De firma Snijder kijkt op een positieve manier terug op de samenwerking in Roemenië maar geeft ook aan dat een partnerschap voor lange termijn goed onderzocht moet worden.

‘Vanaf het begin hoor ik er helemaal bij’

60 uur op de machine

Bulldozermachinist korporaal Tim Bakker ziet de civiel-militaire samenwerking wel zitten. “Ik vind het verfrissend. Ze hebben veel ervaring en dat merk je. Zij draaien 60 uur per week op de graafmachine, wij mogen blij zijn als we die uren in een half jaar halen.” 

Michel van Eeuwijk is in het dagelijks leven uitvoerder. Als reservist verruilt hij af en toe zijn burgertenue voor een militair uniform. Tijdens deze oefening draait hij mee als korporaal der eerste klasse: “Vanaf de start hoor ik er helemaal bij. Er is veel interactie. Het scheelt wel enorm als je al een groene achtergrond hebt. Anders is het wel erg aftasten in het begin.”

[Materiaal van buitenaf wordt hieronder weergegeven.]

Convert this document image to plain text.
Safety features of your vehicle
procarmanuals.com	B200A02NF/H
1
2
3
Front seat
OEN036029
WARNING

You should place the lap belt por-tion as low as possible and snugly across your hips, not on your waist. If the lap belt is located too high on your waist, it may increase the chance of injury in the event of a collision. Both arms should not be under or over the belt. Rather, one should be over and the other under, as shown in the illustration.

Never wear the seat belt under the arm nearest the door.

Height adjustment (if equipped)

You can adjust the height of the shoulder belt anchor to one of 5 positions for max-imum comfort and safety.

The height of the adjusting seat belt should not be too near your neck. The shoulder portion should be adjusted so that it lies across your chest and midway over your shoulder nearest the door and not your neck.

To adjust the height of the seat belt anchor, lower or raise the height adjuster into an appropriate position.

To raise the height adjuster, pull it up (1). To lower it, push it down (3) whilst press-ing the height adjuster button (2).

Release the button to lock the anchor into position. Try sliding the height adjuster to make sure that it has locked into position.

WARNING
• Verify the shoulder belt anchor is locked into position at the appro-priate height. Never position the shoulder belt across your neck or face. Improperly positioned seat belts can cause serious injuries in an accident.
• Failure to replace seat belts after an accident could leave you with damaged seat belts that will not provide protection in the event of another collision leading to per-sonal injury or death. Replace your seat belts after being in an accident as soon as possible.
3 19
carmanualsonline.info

In het kleine dorpje Cincu aan de voet van de Transsylvanische Alpen zagen ze de militairen graag komen. De infrastructuur in het onherbergzame terrein kreeg een goede facelift.

Total Force Concept

Defensie wil intensiever samenwerken met bedrijven en organisaties. De krijgsmacht heeft zelf niet meer alles op de plank liggen, maar wil wel over mens en materieel beschikken waar en wanneer dat nodig is. Daarom is het Total Force Concept in het leven geroepen, oftewel ‘de Adaptieve Krijgsmacht’. De insteek is om de capaciteit tijdelijk en flexibel op te hogen, naar gelang de behoefte. Naast samenwerking in de bouwwereld is de landmacht onder meer ook bezig met adaptieve projecten in de logistieke, transport-, geneeskundige, en IT-sector.

Ruud Moeskops is projectmanager van de projectgroep Adaptieve Genie en legt uit: “Snijder B.V. werkte al langer samen met Defensie en leverde eerder een bulldozer tijdens een oefening. De firma heeft een expeditionair karakter én er werkt een aantal oud-militairen. Er was een klik. Om die klik in de praktijk uit te proberen hebben we deze bataljonsoefening gekozen.” Mark Vreeburg is manager technische dienst bij Snijder en 1 van de initiators van de pilot. “We kijken er positief op terug. Het is interessant om nu verder te onderzoeken of dit voor beide kanten een verrijking is.” De vraag rijst hoe ver dit concept kan gaan. Is helemaal tot de frontlinie mogelijk? Moeskops: “Dat moet blijken. Nu weten we dat nog niet zo goed omdat dat scenario ontbrak tijdens deze oefening. De risicobereidheid van bedrijven is in ieder geval erg groot. Groter dan we verwachten.” Ook Vreeburg zegt daar voor open te staan. “Het mooiste zou het zijn als zo’n bedrijf reservisten in dienst heeft”, oppert Moeskops. “Dan kun je ze volop inzetten. Dan pakken ze de ene keer de oranje en de andere keer de groene jas.”